Она закрыла глаза, и вот уже перед ней нестройно марширует сквозь дождь длинная людская колонна: гаэлы в грубых мокрых туниках и рваных шерстяных плащах; у большинства никакого доспеха, хотя некоторые, курам на смех, нацепили снятые с убитых норманнов хауберки из вареной кожи или ржавых кольчужных звеньев. Но вместе с оружием: топориками, копьями и короткими мечами, – у них в руках и щиты, бронзовые или плетеные и обтянутые кожей. Поля щитов покрашены белым и зеленым, коричневым, кроваво-красным. Воины маршируют под позолоченными крестами и обвисшими знаменами: лазурными, с держащей меч рукой, или желтыми, с красным львом.
Гаэльская армия разбивает под проливным дождем лагерь на берегу реки. Свою работу они выполняют машинально, без желания. Наступает ночь, а дождь все не стихает, мешает развести костры; гаэлы глотают холодную пищу, косясь на тени молний, словно на незваных гостей. Расставляют караулы. Огромная толпа с неохотой кутается в сырые плащи, погружается в полный кошмаров сон.
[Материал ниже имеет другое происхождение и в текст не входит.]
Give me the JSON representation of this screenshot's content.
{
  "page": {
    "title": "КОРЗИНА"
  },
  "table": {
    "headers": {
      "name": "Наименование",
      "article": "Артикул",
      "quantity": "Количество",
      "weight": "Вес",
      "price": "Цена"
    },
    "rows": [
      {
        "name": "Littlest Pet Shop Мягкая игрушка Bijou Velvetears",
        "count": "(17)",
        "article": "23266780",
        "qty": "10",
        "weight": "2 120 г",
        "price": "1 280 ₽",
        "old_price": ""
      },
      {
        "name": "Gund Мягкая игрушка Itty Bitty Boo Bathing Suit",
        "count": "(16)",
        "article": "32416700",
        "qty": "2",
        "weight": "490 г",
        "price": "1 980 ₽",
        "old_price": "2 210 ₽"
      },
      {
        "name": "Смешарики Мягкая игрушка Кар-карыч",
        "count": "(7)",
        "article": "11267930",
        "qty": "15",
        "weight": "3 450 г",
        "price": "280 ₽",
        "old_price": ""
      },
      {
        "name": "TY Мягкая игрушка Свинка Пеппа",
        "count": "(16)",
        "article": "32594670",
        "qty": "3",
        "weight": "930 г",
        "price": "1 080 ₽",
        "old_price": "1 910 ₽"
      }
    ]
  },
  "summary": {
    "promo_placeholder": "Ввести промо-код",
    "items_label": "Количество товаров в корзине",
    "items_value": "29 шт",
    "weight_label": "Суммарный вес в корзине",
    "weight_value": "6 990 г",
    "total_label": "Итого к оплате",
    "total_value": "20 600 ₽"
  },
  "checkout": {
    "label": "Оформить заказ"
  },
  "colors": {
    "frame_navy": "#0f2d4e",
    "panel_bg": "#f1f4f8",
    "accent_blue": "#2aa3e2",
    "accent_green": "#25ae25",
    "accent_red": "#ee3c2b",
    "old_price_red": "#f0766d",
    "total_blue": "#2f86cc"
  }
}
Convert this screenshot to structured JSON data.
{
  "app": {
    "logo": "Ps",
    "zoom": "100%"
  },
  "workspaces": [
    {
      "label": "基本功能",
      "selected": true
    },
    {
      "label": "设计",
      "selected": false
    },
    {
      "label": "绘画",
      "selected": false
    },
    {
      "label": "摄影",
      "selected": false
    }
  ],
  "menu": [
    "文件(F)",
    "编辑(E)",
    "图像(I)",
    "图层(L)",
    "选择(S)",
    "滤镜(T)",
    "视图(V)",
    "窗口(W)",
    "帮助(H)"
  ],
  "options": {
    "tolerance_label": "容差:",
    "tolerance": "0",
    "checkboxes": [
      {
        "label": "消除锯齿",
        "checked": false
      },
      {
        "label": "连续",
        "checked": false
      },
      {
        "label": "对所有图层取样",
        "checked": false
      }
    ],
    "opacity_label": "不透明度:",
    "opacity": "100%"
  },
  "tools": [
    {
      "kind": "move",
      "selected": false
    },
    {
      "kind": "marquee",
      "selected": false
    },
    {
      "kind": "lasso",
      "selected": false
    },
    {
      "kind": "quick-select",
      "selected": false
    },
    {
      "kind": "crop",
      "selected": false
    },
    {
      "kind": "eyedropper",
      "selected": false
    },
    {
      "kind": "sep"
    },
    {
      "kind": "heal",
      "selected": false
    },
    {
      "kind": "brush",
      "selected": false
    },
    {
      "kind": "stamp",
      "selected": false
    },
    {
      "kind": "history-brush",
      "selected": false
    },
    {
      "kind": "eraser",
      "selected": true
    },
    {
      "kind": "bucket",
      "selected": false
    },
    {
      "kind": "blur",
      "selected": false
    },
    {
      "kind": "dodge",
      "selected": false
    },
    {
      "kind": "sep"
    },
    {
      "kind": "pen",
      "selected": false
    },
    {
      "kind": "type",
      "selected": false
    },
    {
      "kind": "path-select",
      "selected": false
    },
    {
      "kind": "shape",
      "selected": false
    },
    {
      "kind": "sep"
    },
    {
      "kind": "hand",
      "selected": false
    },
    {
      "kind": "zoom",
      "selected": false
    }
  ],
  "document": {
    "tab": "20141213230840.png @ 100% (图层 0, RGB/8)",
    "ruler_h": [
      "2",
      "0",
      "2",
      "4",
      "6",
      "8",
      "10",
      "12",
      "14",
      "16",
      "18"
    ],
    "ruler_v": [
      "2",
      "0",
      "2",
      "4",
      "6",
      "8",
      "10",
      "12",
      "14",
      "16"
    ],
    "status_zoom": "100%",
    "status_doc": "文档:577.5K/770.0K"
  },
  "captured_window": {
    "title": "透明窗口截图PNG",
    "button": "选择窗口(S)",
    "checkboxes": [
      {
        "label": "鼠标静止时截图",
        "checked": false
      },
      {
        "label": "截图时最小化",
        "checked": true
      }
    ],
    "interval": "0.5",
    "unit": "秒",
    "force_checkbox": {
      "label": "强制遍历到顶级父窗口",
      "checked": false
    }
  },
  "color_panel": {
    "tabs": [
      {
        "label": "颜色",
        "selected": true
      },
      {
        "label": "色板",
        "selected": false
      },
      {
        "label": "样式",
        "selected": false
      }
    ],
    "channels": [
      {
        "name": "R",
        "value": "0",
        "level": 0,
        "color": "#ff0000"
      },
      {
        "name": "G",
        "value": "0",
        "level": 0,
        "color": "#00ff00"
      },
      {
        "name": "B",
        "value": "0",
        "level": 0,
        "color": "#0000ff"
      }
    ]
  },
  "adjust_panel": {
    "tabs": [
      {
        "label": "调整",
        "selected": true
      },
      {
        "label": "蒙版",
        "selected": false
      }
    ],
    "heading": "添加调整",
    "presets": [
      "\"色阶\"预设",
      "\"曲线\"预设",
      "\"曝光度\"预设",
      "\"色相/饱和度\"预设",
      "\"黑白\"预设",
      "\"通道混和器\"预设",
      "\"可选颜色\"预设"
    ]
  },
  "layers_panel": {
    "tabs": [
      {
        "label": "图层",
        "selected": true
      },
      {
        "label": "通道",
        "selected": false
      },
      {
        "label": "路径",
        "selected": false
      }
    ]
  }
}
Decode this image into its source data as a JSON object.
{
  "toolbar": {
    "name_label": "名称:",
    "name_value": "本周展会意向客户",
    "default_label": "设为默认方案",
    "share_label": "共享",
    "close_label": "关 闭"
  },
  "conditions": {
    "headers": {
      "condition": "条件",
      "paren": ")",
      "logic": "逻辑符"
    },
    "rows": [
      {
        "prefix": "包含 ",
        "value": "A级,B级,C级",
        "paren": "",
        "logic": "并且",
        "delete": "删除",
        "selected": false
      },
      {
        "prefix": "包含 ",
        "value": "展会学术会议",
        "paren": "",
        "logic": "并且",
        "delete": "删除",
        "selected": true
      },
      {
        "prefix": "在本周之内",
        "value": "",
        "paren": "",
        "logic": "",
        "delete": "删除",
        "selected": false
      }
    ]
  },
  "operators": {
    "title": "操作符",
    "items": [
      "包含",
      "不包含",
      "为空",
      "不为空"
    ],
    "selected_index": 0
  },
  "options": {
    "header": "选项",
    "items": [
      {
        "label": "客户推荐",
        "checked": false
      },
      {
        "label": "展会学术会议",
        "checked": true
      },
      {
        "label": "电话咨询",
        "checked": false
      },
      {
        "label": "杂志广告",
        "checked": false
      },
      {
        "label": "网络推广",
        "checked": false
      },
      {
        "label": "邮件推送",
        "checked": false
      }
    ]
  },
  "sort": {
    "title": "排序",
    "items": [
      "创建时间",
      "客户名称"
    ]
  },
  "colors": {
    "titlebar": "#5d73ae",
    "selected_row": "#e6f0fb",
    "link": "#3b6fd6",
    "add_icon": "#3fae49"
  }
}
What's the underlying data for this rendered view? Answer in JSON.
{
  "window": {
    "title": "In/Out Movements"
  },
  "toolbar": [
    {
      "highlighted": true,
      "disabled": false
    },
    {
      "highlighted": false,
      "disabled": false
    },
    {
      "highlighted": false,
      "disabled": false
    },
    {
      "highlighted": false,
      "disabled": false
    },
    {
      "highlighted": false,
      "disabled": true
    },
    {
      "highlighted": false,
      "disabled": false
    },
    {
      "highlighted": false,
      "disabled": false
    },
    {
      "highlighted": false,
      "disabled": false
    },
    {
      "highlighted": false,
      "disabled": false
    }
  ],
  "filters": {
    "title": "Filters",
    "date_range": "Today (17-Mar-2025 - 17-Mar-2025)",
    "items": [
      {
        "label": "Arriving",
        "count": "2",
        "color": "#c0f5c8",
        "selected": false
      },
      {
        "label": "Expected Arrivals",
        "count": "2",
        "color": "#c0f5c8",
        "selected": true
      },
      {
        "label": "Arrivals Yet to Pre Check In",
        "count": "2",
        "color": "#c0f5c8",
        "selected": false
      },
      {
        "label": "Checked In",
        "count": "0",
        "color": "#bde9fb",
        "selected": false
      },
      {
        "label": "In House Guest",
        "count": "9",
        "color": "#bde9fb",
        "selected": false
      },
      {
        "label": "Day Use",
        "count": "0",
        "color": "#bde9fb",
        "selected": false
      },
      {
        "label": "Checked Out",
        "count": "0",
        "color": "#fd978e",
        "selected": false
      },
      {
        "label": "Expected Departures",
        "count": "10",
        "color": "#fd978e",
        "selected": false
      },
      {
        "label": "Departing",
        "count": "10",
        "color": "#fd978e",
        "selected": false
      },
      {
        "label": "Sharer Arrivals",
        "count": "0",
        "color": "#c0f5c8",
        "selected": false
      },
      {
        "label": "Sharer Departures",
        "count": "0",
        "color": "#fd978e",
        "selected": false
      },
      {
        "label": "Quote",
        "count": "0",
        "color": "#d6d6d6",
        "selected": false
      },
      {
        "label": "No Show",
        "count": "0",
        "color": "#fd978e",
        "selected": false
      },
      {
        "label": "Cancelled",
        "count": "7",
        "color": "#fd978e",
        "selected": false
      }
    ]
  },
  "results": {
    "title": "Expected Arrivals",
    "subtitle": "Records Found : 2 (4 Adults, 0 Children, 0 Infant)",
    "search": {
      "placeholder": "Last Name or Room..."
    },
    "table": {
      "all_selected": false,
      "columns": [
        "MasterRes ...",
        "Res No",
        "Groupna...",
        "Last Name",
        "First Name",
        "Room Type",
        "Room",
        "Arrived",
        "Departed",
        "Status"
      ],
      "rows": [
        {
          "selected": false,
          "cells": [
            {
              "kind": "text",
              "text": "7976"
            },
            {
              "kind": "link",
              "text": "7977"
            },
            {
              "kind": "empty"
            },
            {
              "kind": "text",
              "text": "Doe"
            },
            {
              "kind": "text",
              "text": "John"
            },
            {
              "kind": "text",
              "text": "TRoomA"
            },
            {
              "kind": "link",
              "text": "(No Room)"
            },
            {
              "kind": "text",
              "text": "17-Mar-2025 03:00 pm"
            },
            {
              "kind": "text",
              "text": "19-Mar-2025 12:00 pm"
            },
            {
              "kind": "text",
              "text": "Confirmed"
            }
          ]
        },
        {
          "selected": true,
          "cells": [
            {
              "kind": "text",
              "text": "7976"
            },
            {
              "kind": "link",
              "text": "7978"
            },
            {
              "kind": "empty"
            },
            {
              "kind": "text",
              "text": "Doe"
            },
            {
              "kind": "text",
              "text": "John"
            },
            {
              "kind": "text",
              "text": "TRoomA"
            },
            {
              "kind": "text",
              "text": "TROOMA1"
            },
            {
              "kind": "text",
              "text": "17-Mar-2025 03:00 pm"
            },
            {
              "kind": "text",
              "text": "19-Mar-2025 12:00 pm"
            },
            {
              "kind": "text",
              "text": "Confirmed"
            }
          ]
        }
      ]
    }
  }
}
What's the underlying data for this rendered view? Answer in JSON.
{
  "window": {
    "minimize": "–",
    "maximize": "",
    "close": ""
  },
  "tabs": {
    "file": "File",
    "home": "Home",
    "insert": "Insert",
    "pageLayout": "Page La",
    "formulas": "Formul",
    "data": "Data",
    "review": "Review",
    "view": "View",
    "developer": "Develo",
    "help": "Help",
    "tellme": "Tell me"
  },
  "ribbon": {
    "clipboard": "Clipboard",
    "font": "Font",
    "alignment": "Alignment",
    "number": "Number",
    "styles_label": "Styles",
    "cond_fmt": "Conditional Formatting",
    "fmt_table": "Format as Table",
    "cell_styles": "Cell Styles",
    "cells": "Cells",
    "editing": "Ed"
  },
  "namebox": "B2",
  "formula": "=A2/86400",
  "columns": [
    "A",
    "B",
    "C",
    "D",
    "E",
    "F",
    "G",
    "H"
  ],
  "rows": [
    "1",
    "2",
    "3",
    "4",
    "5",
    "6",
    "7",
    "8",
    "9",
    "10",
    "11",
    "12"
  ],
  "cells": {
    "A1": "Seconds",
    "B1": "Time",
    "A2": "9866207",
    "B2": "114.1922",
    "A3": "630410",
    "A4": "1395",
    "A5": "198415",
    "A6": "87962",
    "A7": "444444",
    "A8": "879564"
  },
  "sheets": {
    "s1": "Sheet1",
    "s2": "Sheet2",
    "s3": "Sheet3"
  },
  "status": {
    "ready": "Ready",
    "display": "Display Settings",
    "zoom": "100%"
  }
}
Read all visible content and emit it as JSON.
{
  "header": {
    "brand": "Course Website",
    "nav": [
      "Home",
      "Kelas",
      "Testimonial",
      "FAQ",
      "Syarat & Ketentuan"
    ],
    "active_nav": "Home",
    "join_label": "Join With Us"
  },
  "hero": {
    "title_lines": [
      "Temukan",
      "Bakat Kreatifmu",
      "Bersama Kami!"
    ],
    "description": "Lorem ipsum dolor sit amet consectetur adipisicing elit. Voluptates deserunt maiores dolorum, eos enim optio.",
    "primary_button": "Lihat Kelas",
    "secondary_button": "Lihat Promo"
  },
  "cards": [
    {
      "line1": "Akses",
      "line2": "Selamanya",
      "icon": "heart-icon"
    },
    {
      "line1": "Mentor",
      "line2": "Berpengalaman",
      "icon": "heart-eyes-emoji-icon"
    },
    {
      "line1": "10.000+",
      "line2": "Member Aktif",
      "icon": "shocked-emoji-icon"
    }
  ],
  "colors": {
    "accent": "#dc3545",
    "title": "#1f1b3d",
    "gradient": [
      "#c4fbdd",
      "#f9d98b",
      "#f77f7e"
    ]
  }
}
И тогда она поет им, и на призыв ее шипящих слов откликаются ночные существа. Они выбираются из камней, деревьев, из самой реки. Маленькие уродливые твари, злобные, с цепкими взглядами; она приказывает им приниматься за работу, и злодеи крадутся от человека к человеку, нашептывая им слова ужаса, агонии и смерти. С упоением смакуя кровавые подробности, нашептывают они воинам, каково им будет видеть, как датский топор отсекает им руку, как железное острие норманнского копья протыкает их мужское естество. Они цепляются за каждый страх, сомнение и опасение, раздувают их еще больше. Шипят, что Господь оставил гаэлов, что гореть им в Аду за все их грехи. С хихиканьем нагоняют они на спящих образ Люцифера, разгуливающего между ними. Люди с криками просыпаются…
– И? – спросил Бьярки.
– Я видела авангард Бриана, – ответила Кормлада глухим далеким голосом. – Я сидела рядом с ними, подкармливала их отчаяние. К завтрашнему полудню они будут в низине Долкана, в десяти милях к западу от лагеря наших воинов. Их ведет старший сын Бриана, Черный Мурроу из Кинкоры. Он жесток, но даже он чувствует их отчаяние; он даст им день отдыха, а потом они двинутся к руинам церкви Святого Майнэнна в Килмейнеме. Второму сыну, Доннхаду, Бриан отрядил стариков и мальчишек – они едут грабить королевство моего брата.
Кормлада открыла глаза.
– Они пересекли реку Барроу и уже разбойничают в сердце Лейнстера. В Дублин прискакал гонец с вестью о нападениях на боевые отряды Лейнстера – фианна – которые служат моему дорогому братцу. Их верность уже сейчас ломка, как старый трут. Известие об этом нападении станет для них искрой. На рассвете они придут искать встречи с Маэл Мордой… и попытаются нарушить свои клятвы.